One of the most notable of these by-products of microbial fiber digestion is butyrate. Butyrate repairs the gut mucosal lining so that toxic waste and pathogens do not leak through the intestinal wall and enter the blood stream. It keeps our heart healthy by removing plaque from our arteries. Butyrate acts as an epigenetic switch that serves a healthy immune system by stimulating the production of regulatory T-cells in the gut. By keeping these friendly microbes fed with plant fiber, we can avoid the cascade of autoimmune diseases such as atherosclerosis, rheumatoid arthritis, IBD, and diabetes to name just a few.

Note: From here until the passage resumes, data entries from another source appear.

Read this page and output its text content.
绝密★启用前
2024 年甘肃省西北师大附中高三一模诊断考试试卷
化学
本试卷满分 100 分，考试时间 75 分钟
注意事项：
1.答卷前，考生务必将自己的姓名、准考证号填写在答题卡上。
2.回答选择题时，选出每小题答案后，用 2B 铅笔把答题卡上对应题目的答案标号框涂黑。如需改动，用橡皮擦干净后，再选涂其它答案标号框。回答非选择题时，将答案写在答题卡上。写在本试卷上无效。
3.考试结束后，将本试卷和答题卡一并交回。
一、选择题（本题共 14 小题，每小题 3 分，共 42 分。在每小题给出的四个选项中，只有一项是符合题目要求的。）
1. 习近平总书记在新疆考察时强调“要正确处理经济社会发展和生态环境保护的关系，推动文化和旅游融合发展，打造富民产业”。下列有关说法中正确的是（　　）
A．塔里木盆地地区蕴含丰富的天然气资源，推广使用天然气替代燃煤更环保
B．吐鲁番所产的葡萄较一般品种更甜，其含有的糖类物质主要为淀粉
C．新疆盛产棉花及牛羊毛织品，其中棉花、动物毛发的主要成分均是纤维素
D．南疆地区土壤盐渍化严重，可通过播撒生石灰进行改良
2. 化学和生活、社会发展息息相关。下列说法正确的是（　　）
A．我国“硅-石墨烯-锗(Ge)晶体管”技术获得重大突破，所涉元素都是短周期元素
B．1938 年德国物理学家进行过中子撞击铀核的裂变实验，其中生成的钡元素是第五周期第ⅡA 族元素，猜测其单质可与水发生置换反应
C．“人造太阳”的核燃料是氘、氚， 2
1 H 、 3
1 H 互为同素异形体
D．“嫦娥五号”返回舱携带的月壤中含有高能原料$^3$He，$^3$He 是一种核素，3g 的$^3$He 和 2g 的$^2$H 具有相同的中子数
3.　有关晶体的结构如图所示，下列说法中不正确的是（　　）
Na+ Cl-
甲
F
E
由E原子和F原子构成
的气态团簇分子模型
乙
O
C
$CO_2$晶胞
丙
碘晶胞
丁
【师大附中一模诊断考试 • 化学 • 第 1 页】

An interesting experiment conducted by Tim Spector, Professor of epidemiology at King’s College in London illustrates the significance of fiber. He collaborated with his 23-year-old son who was working on his dissertation toward a college degree in genetics. His son ate only a fast food diet consisting of burgers, fries and Coke for ten consecutive days. As a special “treat” he could also break the burger monotony by sometimes substituting chicken nuggets in place of the burger. He was also allowed extra “nutrition” in the evening in the form of beer and chips.
His microbial gut profile was carefully monitored and recorded through 3 different labs to ensure that the results were accurate. The lab results showed that in 10 days, he had lost over 1200 microbial species, a 40% reduction in microbial diversity. Spector stated that this experiment had changed he and his son’s perspective on why junk food is bad for us. Previously, they had thought that junk food is bad for you because of the sugar and high fat content. After the experiment, they concluded that the 10-day diet, lacking dietary fiber had literally starved off these helpful bacteria that need fiber to survive.
So next time you are craving French fries, a burger or a soda, think of your colon friends and have mercy upon them. Cook up a yummy dinner with whole grain, veggies and beans. And when you are mincing parsley, remember Aveline Kushi’s wise words and think twice before tossing those stems into the compost.